Le Bureau régional entend continuer à renforcer la présence d’ASF au niveau régional en Afrique de l’Est. Que ce soit par le biais du plaidoyer, des litiges stratégiques ou de collaborations avec des acteur‧rice‧s locaux‧les ou régionaux‧les.

ASF au Kenya

Contexte général

Le Kenya est dans une phase de progression démocratique après des décennies de régime autoritaire et de violences politiques. Après les épisodes de violence post-électorale de 2007-2008, le Kenya a approuvé en 2010 une nouvelle constitution qui consacre l’une des chartes des droits les plus exhaustives et les plus progressistes de la région et du continent.

Depuis la fin du régime colonial britannique en 1963, le Kenya a connu des périodes de troubles politiques et de régimes autocratiques mais aussi de progrès démocratique. Le Kenya joue un rôle de premier plan dans la diplomatie régionale et l’intégration économique, en particulier au sein de la Communauté d’Afrique de l’Est (CAE) et de l’Union africaine.

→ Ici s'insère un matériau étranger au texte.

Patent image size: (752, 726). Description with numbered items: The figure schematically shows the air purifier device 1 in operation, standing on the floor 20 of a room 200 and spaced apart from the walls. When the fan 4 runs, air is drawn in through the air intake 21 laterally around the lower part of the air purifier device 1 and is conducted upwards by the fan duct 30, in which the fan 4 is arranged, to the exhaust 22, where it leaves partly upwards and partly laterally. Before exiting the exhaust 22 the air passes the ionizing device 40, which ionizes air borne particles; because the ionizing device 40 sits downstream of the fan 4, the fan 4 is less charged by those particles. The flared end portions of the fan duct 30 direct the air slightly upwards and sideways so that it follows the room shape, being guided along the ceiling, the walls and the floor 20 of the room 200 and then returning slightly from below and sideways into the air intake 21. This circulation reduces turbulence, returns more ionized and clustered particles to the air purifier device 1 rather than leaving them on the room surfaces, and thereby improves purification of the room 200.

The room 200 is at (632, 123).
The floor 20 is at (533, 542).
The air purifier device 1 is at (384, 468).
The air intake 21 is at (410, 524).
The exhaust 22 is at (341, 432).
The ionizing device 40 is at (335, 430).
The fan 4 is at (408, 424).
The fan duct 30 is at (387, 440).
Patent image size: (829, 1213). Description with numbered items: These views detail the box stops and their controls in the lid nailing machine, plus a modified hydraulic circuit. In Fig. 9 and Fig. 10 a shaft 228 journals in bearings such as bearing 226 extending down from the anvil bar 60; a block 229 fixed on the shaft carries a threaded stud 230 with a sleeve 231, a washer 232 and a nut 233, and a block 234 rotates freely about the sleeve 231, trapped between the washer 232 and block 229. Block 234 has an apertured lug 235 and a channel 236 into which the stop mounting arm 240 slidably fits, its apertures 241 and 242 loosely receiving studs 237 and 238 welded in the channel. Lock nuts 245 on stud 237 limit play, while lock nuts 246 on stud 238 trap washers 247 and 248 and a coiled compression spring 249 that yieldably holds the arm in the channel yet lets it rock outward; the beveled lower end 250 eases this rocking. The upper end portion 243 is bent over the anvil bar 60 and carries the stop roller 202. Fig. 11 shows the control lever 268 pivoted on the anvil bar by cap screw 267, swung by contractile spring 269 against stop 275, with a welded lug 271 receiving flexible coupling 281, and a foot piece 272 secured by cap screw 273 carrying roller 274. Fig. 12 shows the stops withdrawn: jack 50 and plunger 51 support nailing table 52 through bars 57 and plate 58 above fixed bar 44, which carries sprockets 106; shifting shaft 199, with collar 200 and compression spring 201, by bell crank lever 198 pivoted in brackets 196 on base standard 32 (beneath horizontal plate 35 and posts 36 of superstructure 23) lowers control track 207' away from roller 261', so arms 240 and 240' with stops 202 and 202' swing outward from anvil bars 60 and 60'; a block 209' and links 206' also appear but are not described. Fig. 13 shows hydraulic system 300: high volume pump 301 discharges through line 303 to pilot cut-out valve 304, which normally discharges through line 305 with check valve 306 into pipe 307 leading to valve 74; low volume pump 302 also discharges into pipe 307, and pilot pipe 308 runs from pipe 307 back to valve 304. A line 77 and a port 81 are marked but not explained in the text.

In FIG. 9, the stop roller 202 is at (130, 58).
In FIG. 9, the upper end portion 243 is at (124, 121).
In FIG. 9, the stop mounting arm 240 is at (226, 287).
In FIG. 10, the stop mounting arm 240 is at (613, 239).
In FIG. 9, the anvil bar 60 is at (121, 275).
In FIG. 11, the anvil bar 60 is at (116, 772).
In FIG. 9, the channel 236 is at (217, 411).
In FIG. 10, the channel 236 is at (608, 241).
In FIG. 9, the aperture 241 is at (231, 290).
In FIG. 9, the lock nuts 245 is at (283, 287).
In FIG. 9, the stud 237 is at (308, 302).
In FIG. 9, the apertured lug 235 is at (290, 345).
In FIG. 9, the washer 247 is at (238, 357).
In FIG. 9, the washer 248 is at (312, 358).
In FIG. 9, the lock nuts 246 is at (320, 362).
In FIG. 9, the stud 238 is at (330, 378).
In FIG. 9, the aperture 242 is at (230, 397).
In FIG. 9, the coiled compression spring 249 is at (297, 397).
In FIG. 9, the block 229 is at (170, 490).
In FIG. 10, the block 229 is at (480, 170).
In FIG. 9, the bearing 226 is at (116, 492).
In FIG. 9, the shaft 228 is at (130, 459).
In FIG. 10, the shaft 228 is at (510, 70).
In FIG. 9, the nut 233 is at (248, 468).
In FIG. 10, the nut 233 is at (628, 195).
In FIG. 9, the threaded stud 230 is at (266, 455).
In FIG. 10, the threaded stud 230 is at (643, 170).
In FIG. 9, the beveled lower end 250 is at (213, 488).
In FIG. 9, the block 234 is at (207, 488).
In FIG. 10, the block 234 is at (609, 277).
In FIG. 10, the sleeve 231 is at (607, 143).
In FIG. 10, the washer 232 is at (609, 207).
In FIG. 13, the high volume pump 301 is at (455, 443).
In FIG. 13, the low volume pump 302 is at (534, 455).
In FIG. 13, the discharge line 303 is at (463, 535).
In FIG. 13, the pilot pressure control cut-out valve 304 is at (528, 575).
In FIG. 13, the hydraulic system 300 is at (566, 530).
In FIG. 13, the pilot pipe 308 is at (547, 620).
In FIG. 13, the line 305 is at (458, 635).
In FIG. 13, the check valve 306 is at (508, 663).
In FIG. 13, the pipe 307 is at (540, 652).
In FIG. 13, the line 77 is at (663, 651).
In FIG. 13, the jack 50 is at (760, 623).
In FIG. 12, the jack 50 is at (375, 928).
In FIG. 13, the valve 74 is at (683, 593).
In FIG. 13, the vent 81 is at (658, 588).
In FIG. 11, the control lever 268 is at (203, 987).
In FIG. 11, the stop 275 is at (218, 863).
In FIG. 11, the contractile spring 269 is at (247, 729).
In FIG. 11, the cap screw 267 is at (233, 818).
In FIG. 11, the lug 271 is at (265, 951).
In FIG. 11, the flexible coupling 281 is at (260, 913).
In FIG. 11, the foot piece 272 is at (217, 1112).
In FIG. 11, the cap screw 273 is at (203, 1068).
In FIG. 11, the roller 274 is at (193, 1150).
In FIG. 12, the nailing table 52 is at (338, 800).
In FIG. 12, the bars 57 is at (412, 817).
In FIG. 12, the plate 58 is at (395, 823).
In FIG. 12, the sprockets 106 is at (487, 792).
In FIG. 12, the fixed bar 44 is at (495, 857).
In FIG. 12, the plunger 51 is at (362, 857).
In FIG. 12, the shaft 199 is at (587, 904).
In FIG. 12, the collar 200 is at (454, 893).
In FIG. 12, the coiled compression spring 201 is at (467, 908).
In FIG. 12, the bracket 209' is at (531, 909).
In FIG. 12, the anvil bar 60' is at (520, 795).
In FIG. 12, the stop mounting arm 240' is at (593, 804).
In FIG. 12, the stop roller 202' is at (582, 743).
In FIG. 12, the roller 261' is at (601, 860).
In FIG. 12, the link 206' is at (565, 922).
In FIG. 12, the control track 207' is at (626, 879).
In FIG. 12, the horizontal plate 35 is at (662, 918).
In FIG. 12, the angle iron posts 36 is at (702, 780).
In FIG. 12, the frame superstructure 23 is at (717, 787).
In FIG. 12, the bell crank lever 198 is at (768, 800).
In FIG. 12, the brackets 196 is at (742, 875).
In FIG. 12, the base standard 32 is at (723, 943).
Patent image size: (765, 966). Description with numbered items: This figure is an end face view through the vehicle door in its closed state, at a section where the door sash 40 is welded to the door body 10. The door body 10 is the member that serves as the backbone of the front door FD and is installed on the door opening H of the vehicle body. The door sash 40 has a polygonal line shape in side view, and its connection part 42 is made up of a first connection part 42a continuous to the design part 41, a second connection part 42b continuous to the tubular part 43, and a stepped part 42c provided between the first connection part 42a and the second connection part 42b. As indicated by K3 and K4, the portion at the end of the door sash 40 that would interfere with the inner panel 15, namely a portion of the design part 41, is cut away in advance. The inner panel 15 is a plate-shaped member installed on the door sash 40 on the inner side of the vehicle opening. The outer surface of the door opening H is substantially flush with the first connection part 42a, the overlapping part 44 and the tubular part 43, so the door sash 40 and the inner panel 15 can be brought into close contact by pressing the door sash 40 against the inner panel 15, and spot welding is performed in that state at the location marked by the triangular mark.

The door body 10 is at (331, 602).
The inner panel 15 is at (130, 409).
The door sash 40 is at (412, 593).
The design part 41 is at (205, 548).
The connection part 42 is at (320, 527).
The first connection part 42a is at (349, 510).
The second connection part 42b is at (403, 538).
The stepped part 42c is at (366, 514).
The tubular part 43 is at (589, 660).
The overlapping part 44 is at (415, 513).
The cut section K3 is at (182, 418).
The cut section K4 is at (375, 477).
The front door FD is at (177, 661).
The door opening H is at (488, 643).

L’accès à la justice et l’État de droit

Au Kenya, accéder effectivement à la justice reste très difficile pour une grande partie de la population. Le secteur de la justice au Kenya a fait l’objet d’efforts de réforme importants ces dernières années : des mesures ont été prises pour améliorer l’indépendance du pouvoir judiciaire, la Commission nationale des droits humains et de l’égalité a été réformée et des réformes ont été engagées pour améliorer l’efficacité et la responsabilité de la police et du bureau du directeur des poursuites publiques (DPP).

Malgré ces réformes, le système de justice pénale reste caractérisé par d’importants pouvoirs discrétionnaires et un manque d’indépendance du pouvoir judiciaire, avec pour effet la favorisation de la criminalisation de la pauvreté et de la persécution des citoyen‧ne‧s. La majorité des détenu‧e‧s condamné‧e‧s au Kenya sont des petit‧e‧s délinquant‧e‧s et la confiance dans les tribunaux reste faible.

Le travail d’ASF au Kenya

Avec une population multiculturelle et dynamique d’environ 53 millions d’habitant‧e‧s, un paysage politique en évolution rapide et une économie forte, le Kenya joue un rôle central dans la région. C’est pourquoi ASF considère le développement de son action dans le pays comme essential pour permettre à l’organisation de promouvoir l’accès à la justice et les droits humains en Afrique de l’Est.

L’organisation prévoit de concentrer sont accès dans plusieurs domaines clés au Kenya :

  • L’accès à la justice : ASF peut fournir une aide juridique aux personnes qui n’en ont pas les moyens, notamment les victimes de violations des droits humains, les groupes marginalisés et les personnes en détention.
  • Surveillance des droits humains : ASF prévoit de surveiller la situation des droits humains au Kenya et de promouvoir l’accès aux recours.
  • Plaidoyer : ASF milite pour la protection des droits humains au Kenya, notamment par le biais d’un plaidoyer direct auprès du gouvernement et d’une sensibilisation du public.